Impact of Category-I Data Loss:
- Long-term loss of reputation
- Long-term loss of research funding from granting agencies
- Published research called into question because data is unreliable
- Unauthorized tampering of research data
- Increased regulatory requirements
- Long-term loss of critical campus or departmental service
- Individuals put at risk for identity theft
Protect Level One data by applying the appropriate Minimum Security Standard for Endpoints.
Level Two Data:
University data not otherwise identified as Level 1 data, but which are releasable when authorized by an appropriate officer of the University. Such data must be appropriately protected to ensure a controlled and lawful release.
Examples of How Data Can Be Lost:
In addition to the scenarios described for Level One Data,
- Staff member wanting to be helpful releases information they are not authorized to share.
Impact of Category-II Data Loss:
- Short-term loss of reputation
- Short-term loss of research funding
- Short-term loss of critical departmental service
- Unauthorized tampering of research data
- Individuals put at risk for identity theft
Protect Level Two data by applying the appropriate Minimum Security Standard for Endpoints.
Level Three Data:
University data not otherwise identified as Level One or Level Two data (e.g., publicly available). Such data have no requirement for confidentiality, integrity, or availability.
Examples of How Data Can Be Lost:
- See the above scenarios
Impact of Level Three Data Loss:
- Loss of use of personal workstation or laptop
- Loss of personal data with no impact to the university
Protect Level Three data by applying the appropriate Minimum Security Standard for Endpoints.
Scope:
All university data must be classified into one of the three categories in order to determine how to implement appropriate security measures to protect it. This standard emphasizes steps that you can take to protect data. For example, Level One information should not be left unattended in conference rooms or offices.

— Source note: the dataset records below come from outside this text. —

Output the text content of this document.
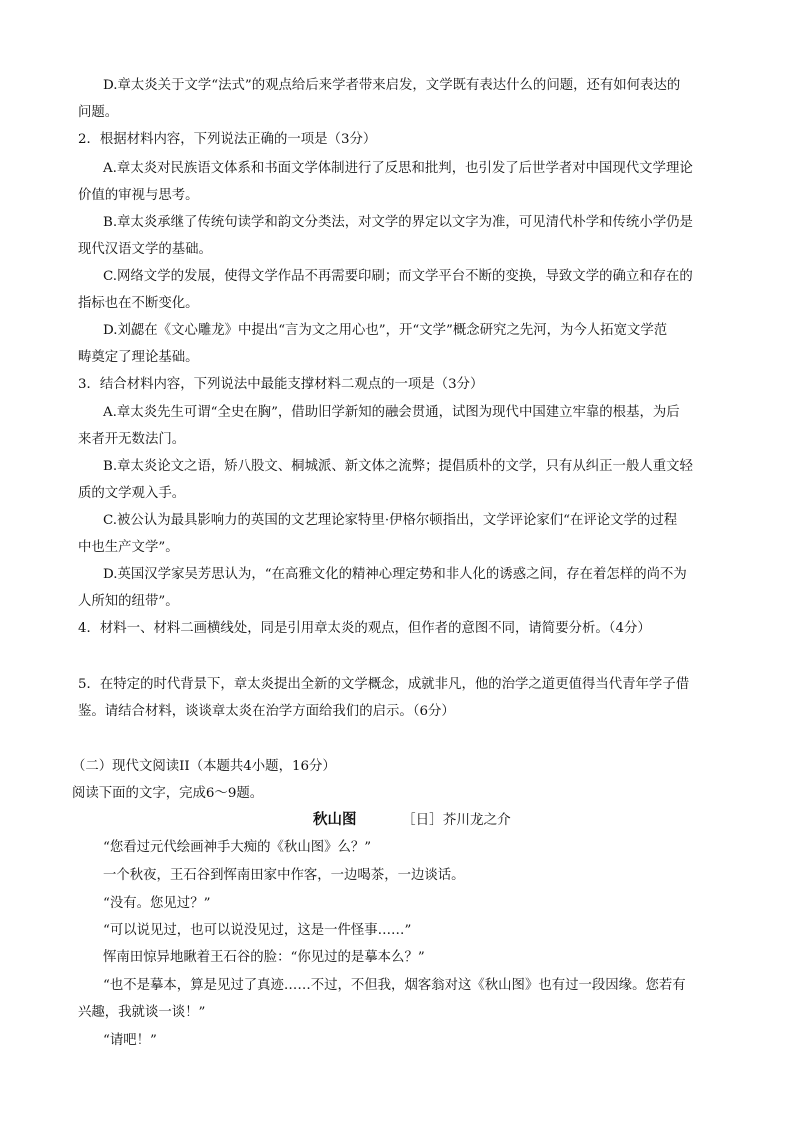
D.章太炎关于文学“法式”的观点给后来学者带来启发，文学既有表达什么的问题，还有如何表达的
问题。
2．根据材料内容，下列说法正确的一项是（3分）
A.章太炎对民族语文体系和书面文学体制进行了反思和批判，也引发了后世学者对中国现代文学理论
价值的审视与思考。
B.章太炎承继了传统句读学和韵文分类法，对文学的界定以文字为准，可见清代朴学和传统小学仍是
现代汉语文学的基础。
C.网络文学的发展，使得文学作品不再需要印刷；而文学平台不断的变换，导致文学的确立和存在的
指标也在不断变化。
D.刘勰在《文心雕龙》中提出“言为文之用心也”，开“文学”概念研究之先河，为今人拓宽文学范
畴奠定了理论基础。
3．结合材料内容，下列说法中最能支撑材料二观点的一项是（3分）
A.章太炎先生可谓“全史在胸”，借助旧学新知的融会贯通，试图为现代中国建立牢靠的根基，为后
来者开无数法门。
B.章太炎论文之语，矫八股文、桐城派、新文体之流弊；提倡质朴的文学，只有从纠正一般人重文轻
质的文学观入手。
C.被公认为最具影响力的英国的文艺理论家特里·伊格尔顿指出，文学评论家们“在评论文学的过程
中也生产文学”。
D.英国汉学家吴芳思认为，“在高雅文化的精神心理定势和非人化的诱惑之间，存在着怎样的尚不为
人所知的纽带”。
4．材料一、材料二画横线处，同是引用章太炎的观点，但作者的意图不同，请简要分析。（4分）
5．在特定的时代背景下，章太炎提出全新的文学概念，成就非凡，他的治学之道更值得当代青年学子借
鉴。请结合材料，谈谈章太炎在治学方面给我们的启示。（6分）
（二）现代文阅读II（本题共4小题，16分）
阅读下面的文字，完成6～9题。
秋山图	［日］芥川龙之介
“您看过元代绘画神手大痴的《秋山图》么？”
一个秋夜，王石谷到恽南田家中作客，一边喝茶，一边谈话。
“没有。您见过？”
“可以说见过，也可以说没见过，这是一件怪事……”
恽南田惊异地瞅着王石谷的脸：“你见过的是摹本么？”
“也不是摹本，算是见过了真迹……不过，不但我，烟客翁对这《秋山图》也有过一段因缘。您若有
兴趣，我就谈一谈！”
“请吧！”
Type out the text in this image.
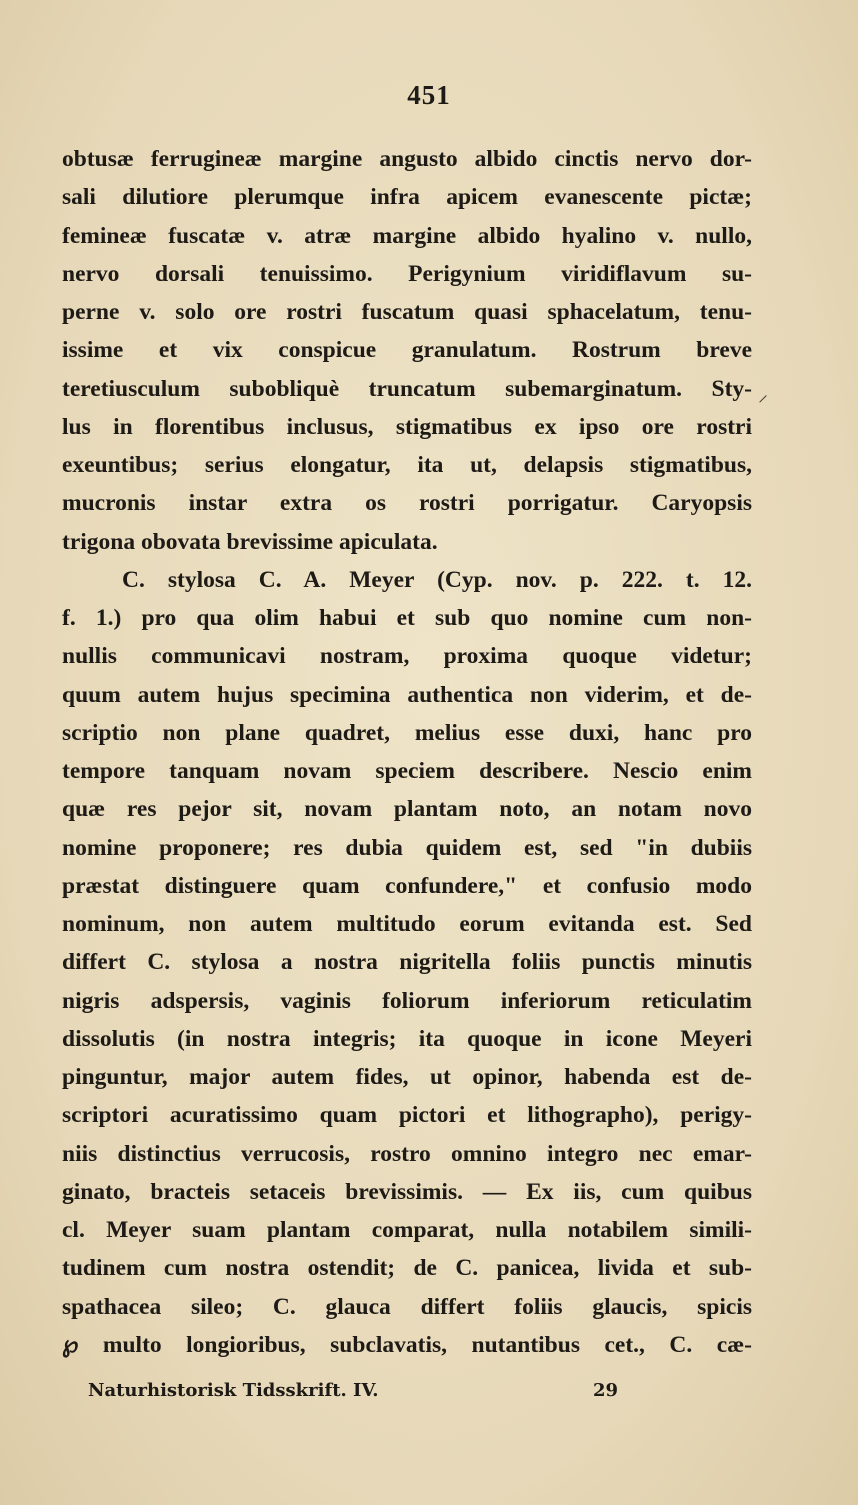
451
obtusæ ferrugineæ margine angusto albido cinctis nervo dor-
sali dilutiore plerumque infra apicem evanescente pictæ;
femineæ fuscatæ v. atræ margine albido hyalino v. nullo,
nervo dorsali tenuissimo. Perigynium viridiflavum su-
perne v. solo ore rostri fuscatum quasi sphacelatum, tenu-
issime et vix conspicue granulatum. Rostrum breve
teretiusculum subobliquè truncatum subemarginatum. Sty-
lus in florentibus inclusus, stigmatibus ex ipso ore rostri
exeuntibus; serius elongatur, ita ut, delapsis stigmatibus,
mucronis instar extra os rostri porrigatur. Caryopsis
trigona obovata brevissime apiculata.
C. stylosa C. A. Meyer (Cyp. nov. p. 222. t. 12.
f. 1.) pro qua olim habui et sub quo nomine cum non-
nullis communicavi nostram, proxima quoque videtur;
quum autem hujus specimina authentica non viderim, et de-
scriptio non plane quadret, melius esse duxi, hanc pro
tempore tanquam novam speciem describere. Nescio enim
quæ res pejor sit, novam plantam noto, an notam novo
nomine proponere; res dubia quidem est, sed "in dubiis
præstat distinguere quam confundere," et confusio modo
nominum, non autem multitudo eorum evitanda est. Sed
differt C. stylosa a nostra nigritella foliis punctis minutis
nigris adspersis, vaginis foliorum inferiorum reticulatim
dissolutis (in nostra integris; ita quoque in icone Meyeri
pinguntur, major autem fides, ut opinor, habenda est de-
scriptori acuratissimo quam pictori et lithographo), perigy-
niis distinctius verrucosis, rostro omnino integro nec emar-
ginato, bracteis setaceis brevissimis. — Ex iis, cum quibus
cl. Meyer suam plantam comparat, nulla notabilem simili-
tudinem cum nostra ostendit; de C. panicea, livida et sub-
spathacea sileo; C. glauca differt foliis glaucis, spicis
℘ multo longioribus, subclavatis, nutantibus cet., C. cæ-
⸝
Naturhistorisk Tidsskrift. IV.	29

Systems storing or sharing data will be configured consistent with the university Minimum Security Standards for Systems. Level One data has more stringent requirements than Levels Two and Three. However, all require some protective measures.
Data that is personal to the operator of a system and stored on a university IT resource as a result of incidental personal use is not considered university data. University data stored on non-university IT resources must still be verifiably protected according to the respective university minimum security standards.
Responsibility:
All users of Santa Clara data are responsible for compliance with this standard.
Procedures:
Non-Compliance and Exceptions:
- To request an exception complete the Policy Exception and Risk Assumption Form
- Non-compliance with these standards may result in revocation of system or network access, notification of supervisors, expulsion, termination of employment, and possible civil and/or criminal prosecution to the full extent of the law.
Related Santa Clara Policies, Procedures, Best Practices, and Applicable Laws
- Data Classification Examples
- How to Classify Data
- Minimum Security Standards for Systems
- Information Security Policy Exception Request
- Information Resources Acceptable Use Agreement
Portions of this document are adapted with permission from the University of Texas at Austin, Stanford University, and the SANS Institute Security Policy Project.